Chan, an international student at Rosthern Junior College (RJC), went from living in one of the world’s most densely populated metropolises, to living 40 minutes north of Saskatoon in a town of just 1,600 and attending a school with a student body of 75.

“I didn’t know anyone here before I moved to RJC, so it was kind of scary,” says Chan, who is in Grade 10. Christmas was difficult because she was not able to travel home to be with her family. “I was kind of homesick after the Christmas break.”

Still, for Chan and other international students, studying at RJC is an opportunity to take advantage of the school’s strong academic program and to improve their English. Each year, about 10 percent of RJC’s student body is made up of international students.

To help the other 90 percent become better acquainted with the countries these students are coming from, the school holds International Student Days a few times each semester. Each International Student Day celebrates a different country.

Last month, two days after Chinese New Year, the school celebrated Hong Kong Day—an opportunity to honour the school’s students from Hong Kong by hearing stories of their home country during chapel, wearing the colours of the Hong Kong flag, and eating a meal planned by the students that included a variety of food from their home.

Valerie White, admissions director at RJC, started International Student Days during the 2014-15 school year.

“A lot of families don’t know where Saskatchewan is,” White says. “They know Toronto and they know Vancouver, and that’s all. They don’t even know Rosthern exists. So for the students to be sent here and take that kind of risk . . . that’s pretty brave of families and students to do that. We thought we needed to honour them and find out about where they’re coming from, too.”

Alexa Nicolle, a Grade 12 student who grew up in Rosthern, looks forward to International Student Days. “Everyone gets excited about it,” she says. “We get dressed up, so everyone’s really happy to learn in that atmosphere.”

Nicolle’s favourite part of International Student Days is the food. Chan and her fellow students from Hong Kong got to choose the menu last month, and were excited to see the cafeteria serve sticky rice, stir fry, spring rolls, dumplings and a cold dessert soup made with sweet potato and ginger.

Beyond the food, the celebrations have helped Nicolle empathize with the school’s international students, who have come from places that include Mexico, El Salvador, Germany, Switzerland, Malaysia and Kayin State in Burma.

“It gets us to understand the culture shock that they go through a little bit more, because most of us don’t know what it’s like to move that far from what you know,” Nicolle says.

Fostering that sort of understanding is what International Student Days are all about, says White. She recalls celebrating Mexico Day last year and hearing one student talk about how his home is much more than what is portrayed on television and in the movies.

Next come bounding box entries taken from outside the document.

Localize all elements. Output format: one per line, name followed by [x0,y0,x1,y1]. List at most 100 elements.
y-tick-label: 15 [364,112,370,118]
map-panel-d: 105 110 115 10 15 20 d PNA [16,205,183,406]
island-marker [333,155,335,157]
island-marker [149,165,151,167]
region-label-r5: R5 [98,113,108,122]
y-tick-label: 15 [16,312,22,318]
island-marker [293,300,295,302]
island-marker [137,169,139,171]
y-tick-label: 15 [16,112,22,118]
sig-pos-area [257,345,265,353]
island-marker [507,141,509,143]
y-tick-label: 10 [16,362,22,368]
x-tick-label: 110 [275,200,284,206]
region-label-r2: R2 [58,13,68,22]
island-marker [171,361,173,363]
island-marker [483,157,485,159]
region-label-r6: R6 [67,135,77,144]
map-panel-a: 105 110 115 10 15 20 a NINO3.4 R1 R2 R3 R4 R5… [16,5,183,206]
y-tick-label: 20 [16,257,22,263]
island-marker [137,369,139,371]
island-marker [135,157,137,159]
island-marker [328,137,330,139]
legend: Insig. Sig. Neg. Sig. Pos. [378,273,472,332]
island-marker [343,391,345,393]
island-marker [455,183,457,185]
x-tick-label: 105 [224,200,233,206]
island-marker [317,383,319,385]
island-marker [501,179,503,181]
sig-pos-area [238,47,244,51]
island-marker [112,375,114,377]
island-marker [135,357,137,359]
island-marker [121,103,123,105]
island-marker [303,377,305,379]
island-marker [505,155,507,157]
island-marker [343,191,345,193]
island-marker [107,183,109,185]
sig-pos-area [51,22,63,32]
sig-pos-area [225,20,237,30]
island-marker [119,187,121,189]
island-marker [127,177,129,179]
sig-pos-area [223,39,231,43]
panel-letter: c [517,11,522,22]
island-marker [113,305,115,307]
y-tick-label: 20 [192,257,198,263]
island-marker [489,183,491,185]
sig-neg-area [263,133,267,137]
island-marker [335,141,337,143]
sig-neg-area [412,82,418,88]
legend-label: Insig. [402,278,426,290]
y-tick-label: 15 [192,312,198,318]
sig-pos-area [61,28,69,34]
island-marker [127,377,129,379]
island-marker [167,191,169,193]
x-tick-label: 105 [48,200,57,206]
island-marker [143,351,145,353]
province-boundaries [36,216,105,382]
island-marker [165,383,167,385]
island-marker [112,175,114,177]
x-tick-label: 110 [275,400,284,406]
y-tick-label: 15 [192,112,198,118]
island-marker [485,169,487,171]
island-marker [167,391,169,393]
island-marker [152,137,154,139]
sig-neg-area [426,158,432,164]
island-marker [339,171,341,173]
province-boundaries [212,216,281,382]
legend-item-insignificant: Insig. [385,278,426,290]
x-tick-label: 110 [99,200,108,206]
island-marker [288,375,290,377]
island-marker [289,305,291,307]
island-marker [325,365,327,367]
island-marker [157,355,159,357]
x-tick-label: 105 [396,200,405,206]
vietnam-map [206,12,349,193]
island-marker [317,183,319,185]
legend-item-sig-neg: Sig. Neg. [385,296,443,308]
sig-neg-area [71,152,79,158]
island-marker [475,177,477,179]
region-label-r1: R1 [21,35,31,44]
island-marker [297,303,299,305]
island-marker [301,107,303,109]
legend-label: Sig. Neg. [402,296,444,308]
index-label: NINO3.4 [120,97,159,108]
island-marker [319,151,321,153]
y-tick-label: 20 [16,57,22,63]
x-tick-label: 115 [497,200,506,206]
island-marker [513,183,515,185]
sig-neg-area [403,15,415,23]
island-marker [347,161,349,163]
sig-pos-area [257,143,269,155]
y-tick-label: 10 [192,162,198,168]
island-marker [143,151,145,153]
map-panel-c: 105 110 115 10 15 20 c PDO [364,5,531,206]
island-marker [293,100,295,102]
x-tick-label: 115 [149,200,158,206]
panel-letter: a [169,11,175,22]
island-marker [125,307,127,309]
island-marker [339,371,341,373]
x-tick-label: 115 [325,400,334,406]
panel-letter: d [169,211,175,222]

“International Student Days give our students an opportunity to see past the stereotypes we fall into, and give them a glimpse into different places that they may or may not go to,” White says. “It also gives our international students an opportunity to boast a little and show off from their home.”

While she was homesick at Christmas, Chan is glad she came to RJC to study. The class sizes are significantly smaller than they were at home, and the academics are rigorous without putting as much pressure on students as in Hong Kong.

“It’s fun to study here,” Chan says.

RJC’s next International Student Day is scheduled for April 6 and will celebrate a student from the Karen people who was born and raised in a refugee camp on the border between Thailand and Burma. The student came to Rosthern as a refugee.

White sees great value in the events, and she hopes they continue for a long time.

“It’s not just about our international students coming to Canada to learn the English language and Canadian culture, but it’s about the sharing of their culture as well,” she says. “We learn from each other. I think that makes a really enriching program for all of our students.”